The BioTector TOC Analysers help facilities run more efficiently by measuring organics in minutes to diagnose product loss, optimise treatments, improve process control, protect capital equipment, and most of all ensure compliance.
Can the Biotector measure COD?
Can I use the Biotector to calculate product loss?
Since the Biotector measures TOC, a total sum parameter of carbon compounds present, this can be used to calculate product loss.
Does the Biotector have a self cleaning function?
The entire system is automatically self-cleaned by the reaction process during every cycle.
Can I measure anything other than TOC?
The Biotector B7000 can directly measure TOC, TC, IC, VOC, TN, TP as well as BOD and COD via correlation.
Can I use the Biotector to monitor NOM in drinking water applications?
The Hach BioTector ® B3500dw Online TOC Analyzer , which is developed specifically for the drinking water industry, optimizes the monitoring and the removal of organics based on real time TOC measurements.
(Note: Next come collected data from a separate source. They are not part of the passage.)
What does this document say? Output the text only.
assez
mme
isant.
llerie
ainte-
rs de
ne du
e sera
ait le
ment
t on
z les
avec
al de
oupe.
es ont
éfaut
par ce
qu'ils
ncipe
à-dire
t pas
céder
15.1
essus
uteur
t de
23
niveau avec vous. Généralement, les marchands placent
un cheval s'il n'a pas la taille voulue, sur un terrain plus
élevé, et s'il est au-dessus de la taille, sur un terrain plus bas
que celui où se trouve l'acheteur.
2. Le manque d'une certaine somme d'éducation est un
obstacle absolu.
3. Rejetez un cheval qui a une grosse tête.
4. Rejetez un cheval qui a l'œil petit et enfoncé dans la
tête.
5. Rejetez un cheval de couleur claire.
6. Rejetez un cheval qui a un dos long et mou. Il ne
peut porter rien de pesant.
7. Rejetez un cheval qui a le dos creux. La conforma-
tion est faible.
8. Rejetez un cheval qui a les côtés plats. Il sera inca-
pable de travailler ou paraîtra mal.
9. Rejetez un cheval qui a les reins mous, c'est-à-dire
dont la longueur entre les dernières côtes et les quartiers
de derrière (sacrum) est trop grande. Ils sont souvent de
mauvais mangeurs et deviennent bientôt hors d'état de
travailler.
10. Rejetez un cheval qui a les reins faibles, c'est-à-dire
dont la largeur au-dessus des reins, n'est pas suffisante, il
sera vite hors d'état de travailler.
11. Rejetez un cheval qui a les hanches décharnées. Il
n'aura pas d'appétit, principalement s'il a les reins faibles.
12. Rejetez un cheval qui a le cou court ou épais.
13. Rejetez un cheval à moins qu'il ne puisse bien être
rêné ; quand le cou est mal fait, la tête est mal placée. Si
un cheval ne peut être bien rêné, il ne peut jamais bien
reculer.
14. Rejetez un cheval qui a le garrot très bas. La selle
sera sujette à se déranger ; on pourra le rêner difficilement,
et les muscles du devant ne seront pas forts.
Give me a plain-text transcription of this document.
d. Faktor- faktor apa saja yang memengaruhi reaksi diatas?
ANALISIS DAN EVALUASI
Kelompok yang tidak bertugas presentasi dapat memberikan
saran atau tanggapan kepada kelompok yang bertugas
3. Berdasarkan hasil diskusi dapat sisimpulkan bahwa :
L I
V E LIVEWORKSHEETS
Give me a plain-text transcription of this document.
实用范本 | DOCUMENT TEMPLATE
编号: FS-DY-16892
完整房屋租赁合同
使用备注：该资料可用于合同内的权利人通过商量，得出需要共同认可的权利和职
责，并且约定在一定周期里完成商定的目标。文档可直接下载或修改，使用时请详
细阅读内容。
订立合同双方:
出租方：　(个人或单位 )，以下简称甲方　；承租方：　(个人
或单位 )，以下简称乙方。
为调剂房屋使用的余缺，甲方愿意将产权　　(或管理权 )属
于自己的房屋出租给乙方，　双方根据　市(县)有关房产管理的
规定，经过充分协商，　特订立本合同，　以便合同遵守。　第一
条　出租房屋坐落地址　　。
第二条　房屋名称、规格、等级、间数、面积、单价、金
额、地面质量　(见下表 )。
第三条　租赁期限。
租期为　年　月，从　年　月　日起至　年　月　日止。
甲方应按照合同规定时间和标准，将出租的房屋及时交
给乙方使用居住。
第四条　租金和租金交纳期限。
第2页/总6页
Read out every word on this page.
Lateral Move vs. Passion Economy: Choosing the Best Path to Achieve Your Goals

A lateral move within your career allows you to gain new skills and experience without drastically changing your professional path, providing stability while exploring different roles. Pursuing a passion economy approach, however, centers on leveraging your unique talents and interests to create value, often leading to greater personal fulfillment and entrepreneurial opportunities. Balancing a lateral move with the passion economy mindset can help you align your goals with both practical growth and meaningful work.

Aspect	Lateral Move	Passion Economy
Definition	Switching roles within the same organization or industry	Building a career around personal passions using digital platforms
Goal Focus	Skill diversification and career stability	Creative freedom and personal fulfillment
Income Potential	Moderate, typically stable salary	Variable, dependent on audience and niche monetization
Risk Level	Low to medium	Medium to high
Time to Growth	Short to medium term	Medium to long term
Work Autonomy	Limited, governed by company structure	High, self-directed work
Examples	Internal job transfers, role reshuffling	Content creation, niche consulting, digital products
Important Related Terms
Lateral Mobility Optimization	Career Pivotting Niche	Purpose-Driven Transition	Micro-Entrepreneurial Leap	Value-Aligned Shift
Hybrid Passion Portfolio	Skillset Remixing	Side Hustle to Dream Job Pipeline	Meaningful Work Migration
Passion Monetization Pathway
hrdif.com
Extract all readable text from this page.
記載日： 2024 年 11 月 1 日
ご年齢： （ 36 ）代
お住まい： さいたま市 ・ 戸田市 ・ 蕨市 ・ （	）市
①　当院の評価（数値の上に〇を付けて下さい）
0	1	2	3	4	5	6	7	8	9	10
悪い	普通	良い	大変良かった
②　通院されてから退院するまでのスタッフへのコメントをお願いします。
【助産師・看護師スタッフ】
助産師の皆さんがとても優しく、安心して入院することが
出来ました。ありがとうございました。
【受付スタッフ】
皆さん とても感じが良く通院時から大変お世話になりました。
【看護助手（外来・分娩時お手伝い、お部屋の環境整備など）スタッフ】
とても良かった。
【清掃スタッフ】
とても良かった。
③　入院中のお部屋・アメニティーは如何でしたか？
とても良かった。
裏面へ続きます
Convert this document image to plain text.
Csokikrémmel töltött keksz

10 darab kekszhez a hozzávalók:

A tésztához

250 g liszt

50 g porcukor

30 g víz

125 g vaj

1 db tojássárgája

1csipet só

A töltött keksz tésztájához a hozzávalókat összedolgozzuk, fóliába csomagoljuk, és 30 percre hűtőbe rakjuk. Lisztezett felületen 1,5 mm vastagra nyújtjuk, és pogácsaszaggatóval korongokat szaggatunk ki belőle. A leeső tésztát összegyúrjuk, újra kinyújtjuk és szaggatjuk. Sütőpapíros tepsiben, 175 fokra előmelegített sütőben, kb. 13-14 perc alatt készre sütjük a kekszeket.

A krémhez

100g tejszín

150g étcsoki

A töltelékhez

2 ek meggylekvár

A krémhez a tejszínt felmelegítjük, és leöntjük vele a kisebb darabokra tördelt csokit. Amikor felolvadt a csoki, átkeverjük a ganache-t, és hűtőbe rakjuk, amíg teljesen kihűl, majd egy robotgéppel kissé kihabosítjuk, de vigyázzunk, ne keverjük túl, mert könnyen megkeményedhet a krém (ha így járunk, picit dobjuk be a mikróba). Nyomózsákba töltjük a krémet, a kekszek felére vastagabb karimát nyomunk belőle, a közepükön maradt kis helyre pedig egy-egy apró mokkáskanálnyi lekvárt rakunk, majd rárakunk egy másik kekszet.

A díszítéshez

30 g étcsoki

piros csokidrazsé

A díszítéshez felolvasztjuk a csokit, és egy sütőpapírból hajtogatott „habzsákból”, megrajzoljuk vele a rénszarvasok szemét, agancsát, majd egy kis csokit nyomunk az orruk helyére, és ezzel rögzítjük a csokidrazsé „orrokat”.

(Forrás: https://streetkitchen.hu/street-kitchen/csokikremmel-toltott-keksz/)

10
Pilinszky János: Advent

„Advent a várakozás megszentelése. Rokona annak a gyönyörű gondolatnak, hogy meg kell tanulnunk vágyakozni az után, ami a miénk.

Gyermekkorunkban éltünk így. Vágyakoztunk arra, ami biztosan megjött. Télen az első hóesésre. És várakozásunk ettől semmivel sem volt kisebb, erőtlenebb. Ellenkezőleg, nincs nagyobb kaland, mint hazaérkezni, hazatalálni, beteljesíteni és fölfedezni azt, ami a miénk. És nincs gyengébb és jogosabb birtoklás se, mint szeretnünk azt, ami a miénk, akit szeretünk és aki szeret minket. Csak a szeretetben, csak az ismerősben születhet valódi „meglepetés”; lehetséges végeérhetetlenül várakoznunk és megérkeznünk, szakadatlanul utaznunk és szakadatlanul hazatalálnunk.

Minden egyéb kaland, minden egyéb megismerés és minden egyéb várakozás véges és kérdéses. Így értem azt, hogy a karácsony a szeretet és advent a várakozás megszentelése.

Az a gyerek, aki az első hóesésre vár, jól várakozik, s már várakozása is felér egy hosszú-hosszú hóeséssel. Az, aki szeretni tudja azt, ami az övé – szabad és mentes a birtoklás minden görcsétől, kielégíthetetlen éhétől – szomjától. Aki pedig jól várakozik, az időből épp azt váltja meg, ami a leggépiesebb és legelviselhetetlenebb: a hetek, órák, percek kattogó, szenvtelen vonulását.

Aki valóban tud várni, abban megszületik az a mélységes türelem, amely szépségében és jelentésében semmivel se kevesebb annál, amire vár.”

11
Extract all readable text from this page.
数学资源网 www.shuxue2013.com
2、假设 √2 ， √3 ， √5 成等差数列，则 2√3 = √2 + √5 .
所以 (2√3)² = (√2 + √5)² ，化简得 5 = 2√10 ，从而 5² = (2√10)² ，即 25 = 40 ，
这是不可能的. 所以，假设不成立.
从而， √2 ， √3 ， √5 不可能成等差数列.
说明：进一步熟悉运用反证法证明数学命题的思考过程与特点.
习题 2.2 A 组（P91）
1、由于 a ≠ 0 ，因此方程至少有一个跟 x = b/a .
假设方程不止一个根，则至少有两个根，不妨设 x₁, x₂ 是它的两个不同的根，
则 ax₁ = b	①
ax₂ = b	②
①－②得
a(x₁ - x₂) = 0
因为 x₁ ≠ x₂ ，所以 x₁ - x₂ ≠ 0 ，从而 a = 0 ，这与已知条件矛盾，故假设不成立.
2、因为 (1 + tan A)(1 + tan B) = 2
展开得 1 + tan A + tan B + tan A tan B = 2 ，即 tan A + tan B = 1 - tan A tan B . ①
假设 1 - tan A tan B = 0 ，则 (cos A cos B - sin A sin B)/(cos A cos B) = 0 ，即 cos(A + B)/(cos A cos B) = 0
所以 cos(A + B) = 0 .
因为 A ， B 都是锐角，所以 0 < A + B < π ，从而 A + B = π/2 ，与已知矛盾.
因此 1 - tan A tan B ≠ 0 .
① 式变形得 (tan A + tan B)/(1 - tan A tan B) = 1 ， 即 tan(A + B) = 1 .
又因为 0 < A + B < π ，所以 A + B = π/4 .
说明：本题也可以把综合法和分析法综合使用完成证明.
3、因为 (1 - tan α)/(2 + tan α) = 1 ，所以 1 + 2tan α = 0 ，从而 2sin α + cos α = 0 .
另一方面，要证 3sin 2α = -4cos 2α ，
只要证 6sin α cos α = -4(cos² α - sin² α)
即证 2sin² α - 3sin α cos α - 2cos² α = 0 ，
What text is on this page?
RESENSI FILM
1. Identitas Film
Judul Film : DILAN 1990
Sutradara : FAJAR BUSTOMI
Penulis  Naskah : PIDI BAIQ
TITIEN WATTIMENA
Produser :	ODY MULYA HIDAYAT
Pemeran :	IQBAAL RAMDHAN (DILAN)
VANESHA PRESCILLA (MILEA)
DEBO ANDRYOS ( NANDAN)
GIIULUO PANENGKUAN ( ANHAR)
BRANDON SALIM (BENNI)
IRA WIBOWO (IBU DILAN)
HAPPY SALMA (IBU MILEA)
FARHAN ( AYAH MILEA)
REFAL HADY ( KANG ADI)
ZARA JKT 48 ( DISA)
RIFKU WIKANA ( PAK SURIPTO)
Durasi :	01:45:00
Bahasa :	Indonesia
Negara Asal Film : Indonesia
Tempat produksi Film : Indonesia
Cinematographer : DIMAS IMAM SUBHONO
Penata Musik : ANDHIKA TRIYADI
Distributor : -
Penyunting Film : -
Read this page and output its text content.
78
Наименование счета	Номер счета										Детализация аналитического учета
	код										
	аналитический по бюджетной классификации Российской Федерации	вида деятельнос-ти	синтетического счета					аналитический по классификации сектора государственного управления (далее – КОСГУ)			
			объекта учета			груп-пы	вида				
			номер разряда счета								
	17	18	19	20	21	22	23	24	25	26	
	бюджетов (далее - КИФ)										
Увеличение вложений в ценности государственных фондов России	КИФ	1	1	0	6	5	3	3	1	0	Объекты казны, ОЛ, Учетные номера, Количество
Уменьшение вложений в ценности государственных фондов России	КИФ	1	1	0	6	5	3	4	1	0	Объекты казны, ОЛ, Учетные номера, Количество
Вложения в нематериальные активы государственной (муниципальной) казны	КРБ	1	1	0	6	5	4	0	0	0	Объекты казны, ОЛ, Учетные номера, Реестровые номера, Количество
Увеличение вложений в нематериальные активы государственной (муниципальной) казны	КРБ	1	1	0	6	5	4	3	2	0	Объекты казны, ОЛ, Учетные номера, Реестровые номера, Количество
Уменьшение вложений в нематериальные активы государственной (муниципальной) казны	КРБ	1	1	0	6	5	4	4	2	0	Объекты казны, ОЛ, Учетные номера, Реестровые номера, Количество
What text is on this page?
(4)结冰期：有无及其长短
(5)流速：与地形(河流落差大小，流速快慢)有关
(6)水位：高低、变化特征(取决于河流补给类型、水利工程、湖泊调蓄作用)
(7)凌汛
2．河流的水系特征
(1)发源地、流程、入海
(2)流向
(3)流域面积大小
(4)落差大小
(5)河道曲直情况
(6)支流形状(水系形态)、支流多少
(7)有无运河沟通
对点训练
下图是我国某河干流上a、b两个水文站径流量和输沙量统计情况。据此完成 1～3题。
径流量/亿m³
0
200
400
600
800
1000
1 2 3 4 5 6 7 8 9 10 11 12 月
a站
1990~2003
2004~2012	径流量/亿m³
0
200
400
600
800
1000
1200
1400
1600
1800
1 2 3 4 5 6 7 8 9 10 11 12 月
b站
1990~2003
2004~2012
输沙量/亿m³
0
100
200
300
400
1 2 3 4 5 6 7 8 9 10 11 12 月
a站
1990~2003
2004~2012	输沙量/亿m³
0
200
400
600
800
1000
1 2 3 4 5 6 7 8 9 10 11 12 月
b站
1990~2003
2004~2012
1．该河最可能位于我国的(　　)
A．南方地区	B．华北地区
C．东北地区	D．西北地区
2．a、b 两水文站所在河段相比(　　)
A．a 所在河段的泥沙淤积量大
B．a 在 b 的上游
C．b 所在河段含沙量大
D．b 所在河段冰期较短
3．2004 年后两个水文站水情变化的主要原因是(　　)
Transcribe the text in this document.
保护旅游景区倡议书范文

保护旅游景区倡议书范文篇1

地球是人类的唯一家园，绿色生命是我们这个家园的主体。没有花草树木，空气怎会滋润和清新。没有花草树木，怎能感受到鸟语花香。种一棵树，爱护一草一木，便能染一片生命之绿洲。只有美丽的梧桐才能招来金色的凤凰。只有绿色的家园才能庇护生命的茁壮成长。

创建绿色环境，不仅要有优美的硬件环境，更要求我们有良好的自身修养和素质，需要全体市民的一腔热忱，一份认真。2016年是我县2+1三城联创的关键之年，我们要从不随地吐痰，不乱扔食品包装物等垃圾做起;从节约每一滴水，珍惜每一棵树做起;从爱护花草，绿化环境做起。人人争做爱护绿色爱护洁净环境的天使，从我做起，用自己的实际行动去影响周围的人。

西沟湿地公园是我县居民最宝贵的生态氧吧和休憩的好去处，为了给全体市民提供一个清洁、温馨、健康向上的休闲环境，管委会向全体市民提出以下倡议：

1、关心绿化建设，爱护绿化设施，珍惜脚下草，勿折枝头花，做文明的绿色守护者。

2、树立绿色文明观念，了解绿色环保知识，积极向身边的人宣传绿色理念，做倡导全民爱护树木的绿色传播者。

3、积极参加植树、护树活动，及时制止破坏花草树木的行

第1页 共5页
BioTector utilizes an advanced oxidation technology, which is a US EPA approved method, and supplies accurate and reliable detection of organics, assisting and ensuring optimal water treatment process.
How often do I need to maintain the instrument?
HACH recommends a six monthly service and maintenance schedule which is typically conducted by factory trained HACH service technicians.
Can the Biotector handle high salt levels?
The Hach B700i is designed and tested to handle up to 30% w/v salt levels.